Task ontologies are used as a communication bridge to handle semantic inconsistencies between the same attributes used at different sites. The main achievement of this paper is its presentation of a rough-sets query answering system based on distributed data mining.
The paper is divided into five sections. After an introduction, section 2 recalls the notion of a distributed information system and knowledge base for a client site, formed from rules extracted at a remote site. The notion of local queries and examples of local semantics are then presented.
In section 3, the authors introduce the notion of a distributed autonomous knowledge system (DAKS), and present problems related to the construction of its query answering system (QAS). The authors also demonstrate how global queries can be processed if two sites involved in a query resolution use different granularity levels for the same attribute.

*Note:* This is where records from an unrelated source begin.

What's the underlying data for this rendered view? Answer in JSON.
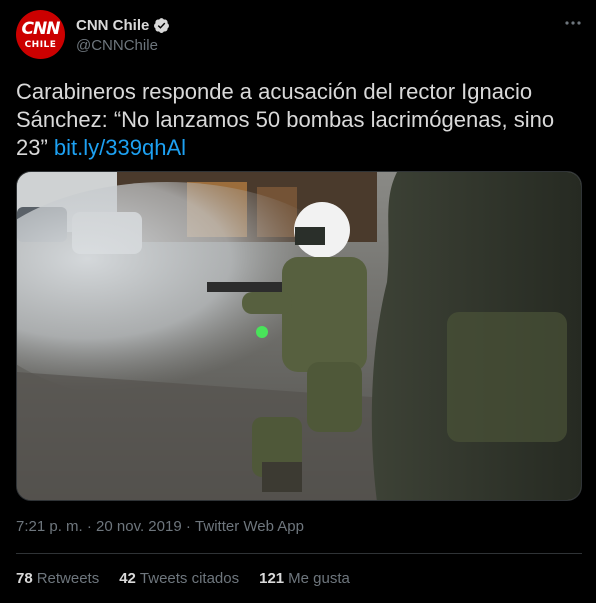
{
  "author": {
    "avatar_top_text": "CNN",
    "avatar_bottom_text": "CHILE",
    "display_name": "CNN Chile",
    "handle": "@CNNChile",
    "verified": true
  },
  "more_menu_icon": "three-dots-icon",
  "tweet": {
    "text_line1": "Carabineros responde a acusación del rector Ignacio",
    "text_line2": "Sánchez: “No lanzamos 50 bombas lacrimógenas, sino",
    "text_line3": "23” ",
    "link": "bit.ly/339qhAl"
  },
  "meta": {
    "time": "7:21 p. m.",
    "separator": " · ",
    "date": "20 nov. 2019",
    "source": "Twitter Web App"
  },
  "stats": {
    "retweets_count": "78",
    "retweets_label": "Retweets",
    "quotes_count": "42",
    "quotes_label": "Tweets citados",
    "likes_count": "121",
    "likes_label": "Me gusta"
  },
  "colors": {
    "background": "#000000",
    "text": "#d9d9d9",
    "secondary": "#6e767d",
    "link": "#1da1f2",
    "divider": "#2f3336",
    "avatar_red": "#cc0000"
  }
}
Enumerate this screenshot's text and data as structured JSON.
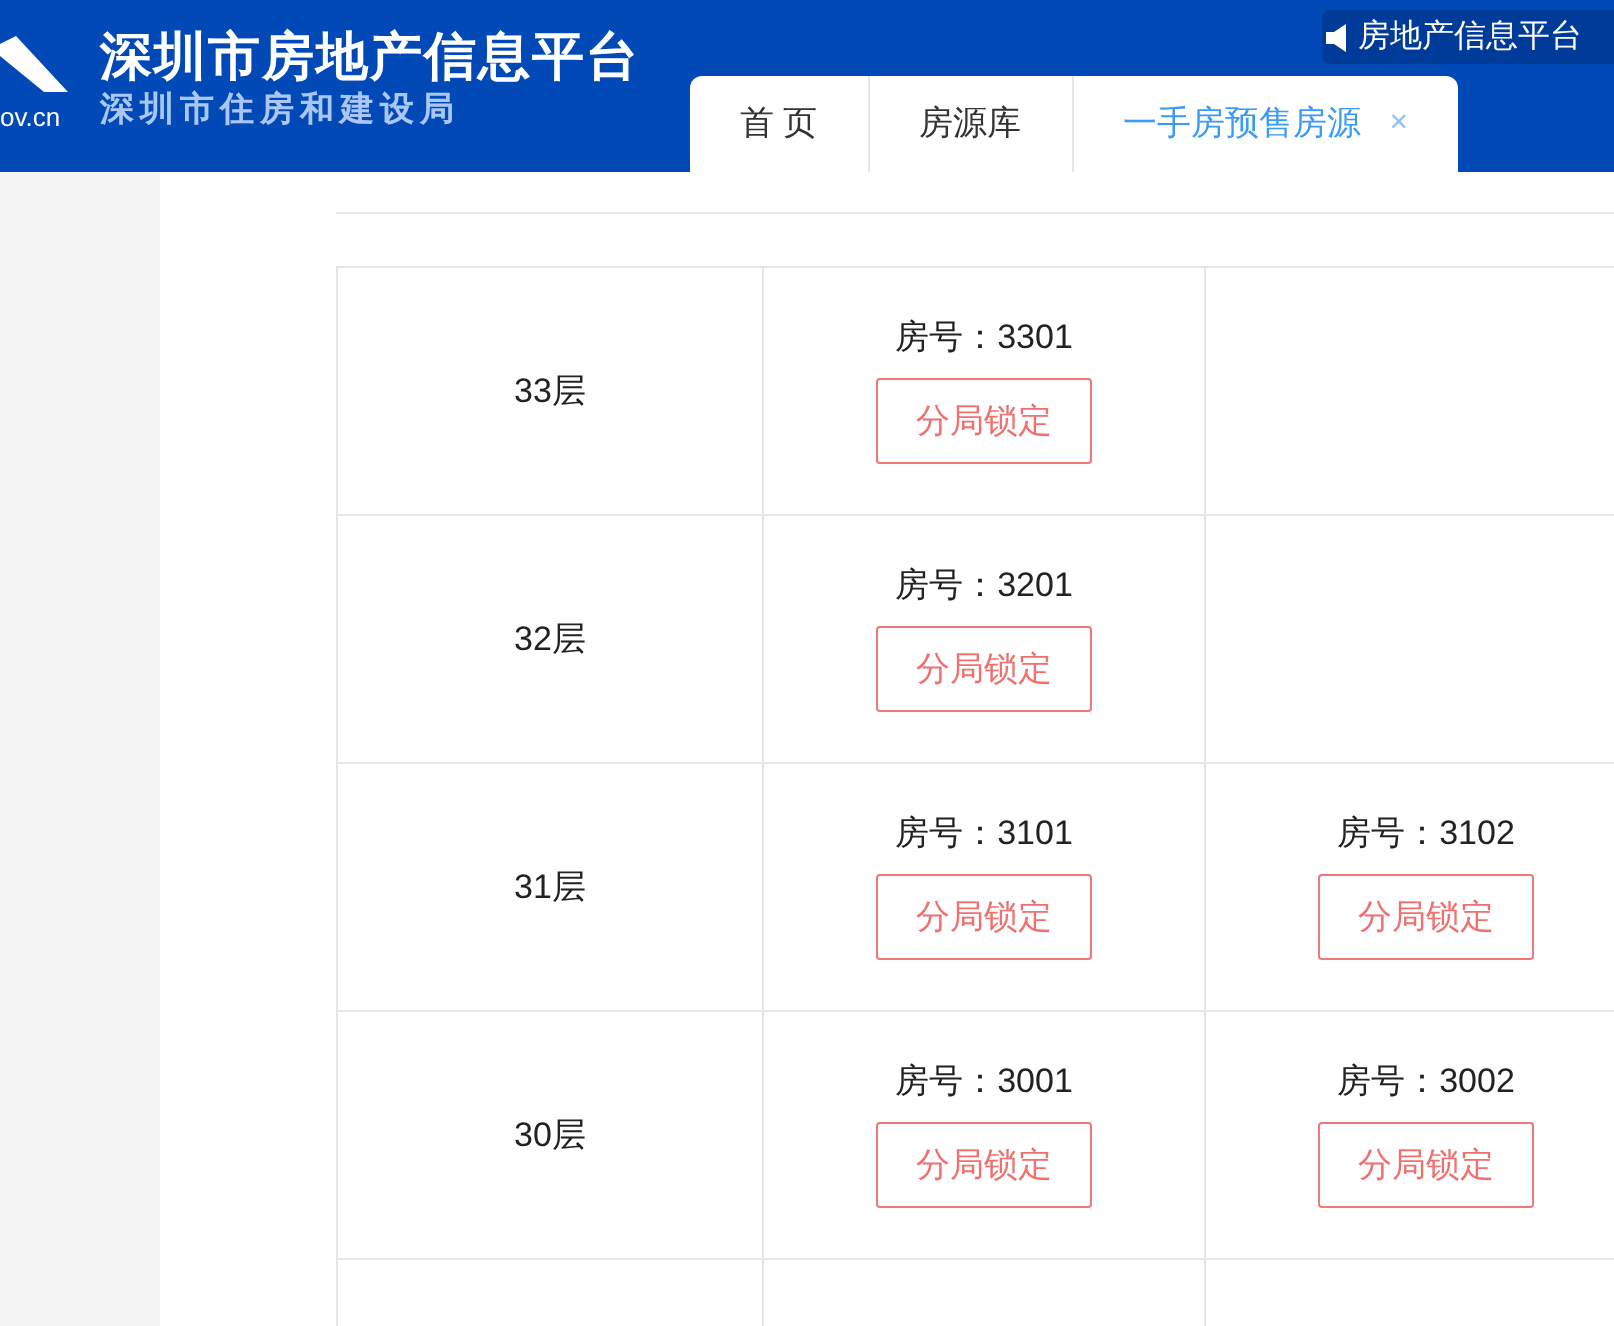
{
  "header": {
    "logo_text": "ov.cn",
    "title": "深圳市房地产信息平台",
    "subtitle": "深圳市住房和建设局",
    "marquee": "房地产信息平台"
  },
  "tabs": [
    {
      "label": "首 页",
      "selected": false
    },
    {
      "label": "房源库",
      "selected": false
    },
    {
      "label": "一手房预售房源",
      "selected": true,
      "close": "×"
    }
  ],
  "floors": [
    {
      "floor": "33层",
      "rooms": [
        {
          "number": "房号：3301",
          "status": "分局锁定"
        }
      ]
    },
    {
      "floor": "32层",
      "rooms": [
        {
          "number": "房号：3201",
          "status": "分局锁定"
        }
      ]
    },
    {
      "floor": "31层",
      "rooms": [
        {
          "number": "房号：3101",
          "status": "分局锁定"
        },
        {
          "number": "房号：3102",
          "status": "分局锁定"
        }
      ]
    },
    {
      "floor": "30层",
      "rooms": [
        {
          "number": "房号：3001",
          "status": "分局锁定"
        },
        {
          "number": "房号：3002",
          "status": "分局锁定"
        }
      ]
    }
  ]
}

In section 4, the notion of a reduct is recalled. The authors also demonstrate how the partially ordered set of semantics can be used to improve the query answering process in DAKS.
The authors present several interesting examples. They conclude that it may be considered rather unrealistic to choose one local semantics for incomplete databases as a standard. They propose that in such cases, a partially ordered set of local semantics (&OHgr;, ⪯), or its equivalent structure, be a part of task ontologies, to provide this new metadata information as needed to solve inconsistency problems.
The paper includes 18 references, and will be of interest to readers involved in ontology-based systems.